CVE-2025-70123 identifies a protocol compliance and input validation vulnerability in free5GC version 4.0.1, specifically within the User Plane Function (UPF) component. The vulnerability arises because the UPF improperly accepts malformed PFCP (Packet Forwarding Control Protocol) Association Setup Requests, which violates the 3GPP TS 29.244 standard that governs PFCP message formats and behaviors. When the UPF processes such a malformed request, it transitions into an inconsistent internal state. This corrupted state causes a cascading failure upon receipt of a subsequent valid PFCP Session Establishment Request, which is critical for establishing user sessions in the 5G core network. The failure disrupts the connection between the UPF and the Session Management Function (SMF), leading to denial of service conditions and degradation of 5G network services. The vulnerability can be exploited remotely by attackers capable of sending crafted PFCP messages to the UPF, without requiring authentication or user interaction.
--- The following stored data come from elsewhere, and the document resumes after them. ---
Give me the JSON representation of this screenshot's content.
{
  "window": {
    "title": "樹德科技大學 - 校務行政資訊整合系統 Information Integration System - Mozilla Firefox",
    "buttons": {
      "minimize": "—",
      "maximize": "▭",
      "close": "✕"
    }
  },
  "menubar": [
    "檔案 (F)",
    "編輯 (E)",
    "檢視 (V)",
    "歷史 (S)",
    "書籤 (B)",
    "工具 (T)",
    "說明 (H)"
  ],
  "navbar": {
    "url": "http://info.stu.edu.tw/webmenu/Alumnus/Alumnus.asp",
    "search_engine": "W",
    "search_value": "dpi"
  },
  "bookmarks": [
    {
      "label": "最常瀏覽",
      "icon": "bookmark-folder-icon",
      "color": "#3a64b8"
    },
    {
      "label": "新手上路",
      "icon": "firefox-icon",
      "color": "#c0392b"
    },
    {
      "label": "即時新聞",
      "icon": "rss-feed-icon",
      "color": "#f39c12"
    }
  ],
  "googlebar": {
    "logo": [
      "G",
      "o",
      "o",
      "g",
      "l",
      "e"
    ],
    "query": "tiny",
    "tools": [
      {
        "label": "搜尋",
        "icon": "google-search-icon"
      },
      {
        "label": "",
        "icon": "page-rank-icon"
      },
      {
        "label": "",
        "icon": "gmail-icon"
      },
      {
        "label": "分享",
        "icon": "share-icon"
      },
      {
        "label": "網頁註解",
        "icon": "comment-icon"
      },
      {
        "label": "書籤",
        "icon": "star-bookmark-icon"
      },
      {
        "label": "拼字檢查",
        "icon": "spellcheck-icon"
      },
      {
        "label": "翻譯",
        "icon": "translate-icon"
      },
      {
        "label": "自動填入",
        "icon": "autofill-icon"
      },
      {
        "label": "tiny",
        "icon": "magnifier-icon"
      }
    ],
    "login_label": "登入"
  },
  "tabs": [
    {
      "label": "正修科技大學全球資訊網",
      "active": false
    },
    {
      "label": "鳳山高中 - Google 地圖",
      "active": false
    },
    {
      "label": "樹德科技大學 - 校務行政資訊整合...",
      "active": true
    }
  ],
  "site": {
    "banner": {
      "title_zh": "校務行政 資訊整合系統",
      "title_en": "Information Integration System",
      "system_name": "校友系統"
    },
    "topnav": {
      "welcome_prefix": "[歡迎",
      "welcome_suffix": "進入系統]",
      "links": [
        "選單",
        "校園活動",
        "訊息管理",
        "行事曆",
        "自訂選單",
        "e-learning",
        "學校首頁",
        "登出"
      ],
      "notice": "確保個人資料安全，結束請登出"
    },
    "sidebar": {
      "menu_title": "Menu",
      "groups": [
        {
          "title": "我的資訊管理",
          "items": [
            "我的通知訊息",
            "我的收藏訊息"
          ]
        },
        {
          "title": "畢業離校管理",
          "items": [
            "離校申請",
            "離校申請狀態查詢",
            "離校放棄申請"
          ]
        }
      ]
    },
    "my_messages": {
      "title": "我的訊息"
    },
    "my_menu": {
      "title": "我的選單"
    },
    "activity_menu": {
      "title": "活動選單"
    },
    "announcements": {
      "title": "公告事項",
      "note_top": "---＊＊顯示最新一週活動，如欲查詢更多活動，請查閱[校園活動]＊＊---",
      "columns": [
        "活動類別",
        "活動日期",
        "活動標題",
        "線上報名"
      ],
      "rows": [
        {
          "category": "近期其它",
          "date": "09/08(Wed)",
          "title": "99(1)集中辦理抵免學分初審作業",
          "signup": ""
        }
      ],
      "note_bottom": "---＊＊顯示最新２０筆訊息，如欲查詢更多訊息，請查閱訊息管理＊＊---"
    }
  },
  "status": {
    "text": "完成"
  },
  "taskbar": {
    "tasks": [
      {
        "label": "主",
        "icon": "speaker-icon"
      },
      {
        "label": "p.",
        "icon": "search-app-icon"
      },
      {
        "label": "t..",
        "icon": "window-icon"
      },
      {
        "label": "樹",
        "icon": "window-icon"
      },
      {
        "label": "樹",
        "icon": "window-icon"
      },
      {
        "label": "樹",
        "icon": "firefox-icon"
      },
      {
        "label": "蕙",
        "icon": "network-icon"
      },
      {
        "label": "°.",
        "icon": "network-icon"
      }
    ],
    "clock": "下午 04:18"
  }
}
Although no exploits have been reported in the wild yet, the vulnerability poses a significant risk to 5G core network stability, especially in deployments using free5GC or similar open-source 5G core network implementations. The lack of a CVSS score necessitates an independent severity assessment based on the impact on confidentiality, integrity, and availability, ease of exploitation, and scope of affected systems.

For European organizations, particularly telecom operators and service providers deploying free5GC or similar open-source 5G core network solutions, this vulnerability could lead to significant service disruptions. The denial of service condition affects the availability of 5G network functions, potentially causing widespread degradation or outages of mobile broadband and critical communications services. This can impact consumer and enterprise customers relying on 5G connectivity for business operations, IoT applications, and emergency services. The disruption of the SMF-UPF connection could also affect network slicing and quality of service enforcement, undermining network reliability and trust. Given the increasing reliance on 5G infrastructure across Europe, the vulnerability could have cascading effects on digital services, smart city deployments, and industrial automation. Additionally, the remote exploitability without authentication increases the risk of attacks originating from external threat actors, including cybercriminals or state-sponsored groups targeting European telecom infrastructure.

European organizations should implement the following specific mitigations: 1) Immediately audit and monitor PFCP traffic to detect malformed Association Setup Requests and anomalous PFCP message patterns targeting the UPF. 2) Apply patches or updates from free5GC maintainers as soon as they become available that enforce strict PFCP message validation and protocol compliance. 3) Implement network-level filtering and rate limiting on PFCP traffic to restrict unauthorized or suspicious message flows to the UPF. 4) Deploy anomaly detection systems focused on 5G control plane protocols to identify early signs of exploitation attempts. 5) Conduct thorough testing of 5G core network components under malformed PFCP message conditions to validate robustness. 6) Collaborate with vendors and open-source communities to accelerate vulnerability remediation and share threat intelligence. 7) Consider network segmentation and isolation of critical 5G core functions to limit the impact of potential exploitation. 8) Maintain incident response readiness specifically tailored to 5G core network disruptions.